The Indian Paradox

The Indian Paradox 150 150 David Rosengarten

A glowing Saturday sunset, the charming Hudson Valley town of Rhinebeck, NY, in crisp early spring, and the harbingers of restaurant excellence all around us were good. Walking down Market Street and hoping one of these places would cry out for us, we suddenly found ourselves in a cloud of ambrosial spices owning the air in front of a bustling little eatery called Cinnamon. The shout went up from my party: “OMG…this Indian restaurant is not cooking with curry powder! This Indian restaurant is undoubtedly preparing their spices dish by dish, in ratios they customize…you can smell it!” For the great secret of top-level Indian food—as Madhur Jaffrey told Craig Claiborne forty years ago in a New York Times interview—is simply that “curry powder is the villain.”

The seduction was complete: we walked in and took a table for two as visions of cardamom plums danced in our heads. I, for one, was convinced that I’d found yet another Indian restaurant destined to build “The Big Indian Restaurant Surge” in America, which I’m predicting in the current Rosengarten Report. My point in the RR essay concerns the intense ingredient focus of all restaurants today, across all ethnic stripes, except Indian ones. We’ve learned so much from Italian restaurants, French restaurants, Californian restaurants, so much about presenting fresh, high-quality food. But Indian food, for the most part, still seems like tired food from the “central curry house.” I opine in the piece that something’s gotta give…and soon.

The RR essay flags an Indian restaurant in NYC that is definitely on the right course: Babu Ji, the new star of the East Village (175 Avenue B).

Babu JiA thali platter at Babu Ji

I plead for all Indian restaurant food in America to be as real tasting as Babu Ji’s food from their deep-fried ball of homemade yogurt with a luridly purple beetroot, ginger and chile sauce, to the amazing cauliflower fritters in a creamy, sour, bright yellow turmeric curry (in the forefront of the photo).

I expected more of the same vitality when I stepped into Cinnamon. That’s how the food around me looked and smelled. When I got to the menu, my anticipation rose still higher…because this is a menu seriously dedicated to the regional cuisine of India, with some of the perennially overlooked regions getting pride of place (Andhra, Hyderabad, Kerala, etc.).

I placed my order in a near-state of frenzy: onion kulcha with homemade pickle, tadka dal, sabji bhaji (a Calcutta vegetable specialty), chicken Chettinad (black pepper chicken from Chennai), and all the trimmings.

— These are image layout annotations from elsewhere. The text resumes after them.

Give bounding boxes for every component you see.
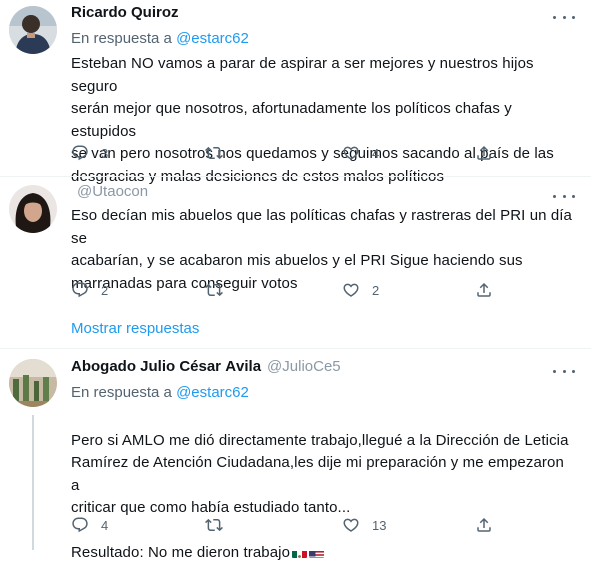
tweet-text: Pero si AMLO me dió directamente trabajo… — [71, 407, 576, 565]
reply-icon — [71, 144, 89, 162]
reply-count: 4 — [101, 517, 109, 533]
avatar[interactable] — [9, 185, 57, 233]
tweet-text-content: Pero si AMLO me dió directamente trabajo… — [71, 431, 569, 562]
reply-count: 3 — [101, 145, 109, 161]
share-button[interactable] — [475, 143, 493, 163]
retweet-icon — [205, 144, 223, 162]
usa-flag-icon — [309, 547, 325, 558]
author-display-name[interactable]: Ricardo Quiroz — [71, 6, 179, 20]
retweet-button[interactable] — [205, 515, 235, 535]
author-display-name[interactable]: Abogado Julio César Ávila — [71, 360, 261, 374]
like-icon — [342, 144, 360, 162]
tweet-actions: 3 4 — [71, 143, 501, 163]
author-handle[interactable]: @JulioCe5 — [267, 360, 341, 374]
retweet-button[interactable] — [205, 143, 235, 163]
author-name[interactable]: @Utaocon — [71, 185, 148, 199]
like-icon — [342, 281, 360, 299]
avatar[interactable] — [9, 359, 57, 407]
author-handle[interactable]: @Utaocon — [77, 185, 148, 199]
tweet-actions: 4 13 — [71, 515, 501, 535]
author-name[interactable]: Ricardo Quiroz — [71, 6, 179, 20]
reply-context: En respuesta a @estarc62 — [71, 384, 249, 401]
reply-handle-link[interactable]: @estarc62 — [176, 30, 249, 47]
like-count: 4 — [372, 145, 380, 161]
share-icon — [475, 144, 493, 162]
tweet-3[interactable]: Abogado Julio César Ávila @JulioCe5 En re… — [0, 349, 591, 561]
more-icon[interactable] — [553, 10, 575, 24]
like-count: 13 — [372, 517, 387, 533]
reply-handle-link[interactable]: @estarc62 — [176, 384, 249, 401]
tweet-actions: 2 2 — [71, 280, 501, 300]
retweet-button[interactable] — [205, 280, 235, 300]
reply-button[interactable]: 3 — [71, 143, 108, 163]
like-count: 2 — [372, 282, 380, 298]
share-button[interactable] — [475, 515, 493, 535]
retweet-icon — [205, 516, 223, 534]
like-icon — [342, 516, 360, 534]
share-icon — [475, 516, 493, 534]
reply-prefix: En respuesta a — [71, 384, 177, 401]
tweet-text: Esteban NO vamos a parar de aspirar a se… — [71, 55, 554, 185]
show-replies-link[interactable]: Mostrar respuestas — [71, 320, 199, 337]
thread-line — [32, 415, 34, 550]
reply-icon — [71, 281, 89, 299]
reply-icon — [71, 516, 89, 534]
reply-prefix: En respuesta a — [71, 30, 177, 47]
share-icon — [475, 281, 493, 299]
like-button[interactable]: 13 — [342, 515, 386, 535]
reply-count: 2 — [101, 282, 109, 298]
retweet-icon — [205, 281, 223, 299]
reply-button[interactable]: 2 — [71, 280, 108, 300]
more-icon[interactable] — [553, 189, 575, 203]
avatar[interactable] — [9, 6, 57, 54]
more-icon[interactable] — [553, 364, 575, 378]
reply-context: En respuesta a @estarc62 — [71, 30, 249, 47]
like-button[interactable]: 2 — [342, 280, 379, 300]
tweet-2[interactable]: @Utaocon Eso decían mis abuelos que las … — [0, 177, 591, 342]
author-name[interactable]: Abogado Julio César Ávila @JulioCe5 — [71, 360, 341, 374]
tweet-1[interactable]: Ricardo Quiroz En respuesta a @estarc62 … — [0, 0, 591, 185]
reply-button[interactable]: 4 — [71, 515, 108, 535]
share-button[interactable] — [475, 280, 493, 300]
like-button[interactable]: 4 — [342, 143, 379, 163]
mexico-flag-icon — [292, 547, 308, 558]
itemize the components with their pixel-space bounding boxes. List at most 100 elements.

The feast was assembled on my table, so I dug in. And that’s when I realized that my Rosengarten Report piece lacked two key cautions in this period of India rising. Yes, it’s wonderful to avoid the curry powder…to avoid the buzzkill of all dishes tasting alike…to underline the boldness of real Indian food. But a great Indian chef also knows to avoid these two problems:

 

1) Over-spicing

Not talking ‘bout chile spice here. I’m talking ‘bout the fragrant spices of Indian cuisine: coriander, cumin, turmeric, fenugreek, cinnamon, clove, etc. I’ve cooked a lot of Indian food over the years, and know the pitfalls well. When you’re “showing off” with your wonderful fresh spices, it’s easy to overdo it. Too much spice detracts from the natural flavor of the lamb, or the seafood, or the okra, or whatever. It’s a blast that’s not so welcome…right down to the dusty feel in your mouth. I was talking to a Pakistani taxi driver in NY recently…who criticized the amount of spices they use in India. “Pakistani chefs,” he told me, “control the spicing better. You can taste the meat.” I want to make sure that as Indian food takes off in the U.S., it doesn’t drive away millions of potential diners who agree with that taxi driver.

Kalustyan'sAn assortment of spices at NYC’s Kalustyan’s

2) Undercooking

The other practice of showboating Indian chefs also hurts the finished product: undercooked spices. When a spice mixture in, say, a stew, is done right, the effect is melded, harmonious, multi-level. But when the spices haven’t been cooked long enough, the dish, to quote Hamlet, is “like sweet bells jangled, out of tune and harsh.” The problem here has gotten worse in recent years, as chefs have become aware of the Indian technique of adding spices at different moments in the cooking of a dish. It’s a fine practice, I say…just as long as you give the spices plenty of time to cook!

Despite the ambitious food at Cinnamon being both over-spiced and undercooked, I did like this restaurant. I will be back. But I hope they get better at finding the subtle paradox of Indian cuisine.

P.S. Indian food with subtle spicing also goes better with wine!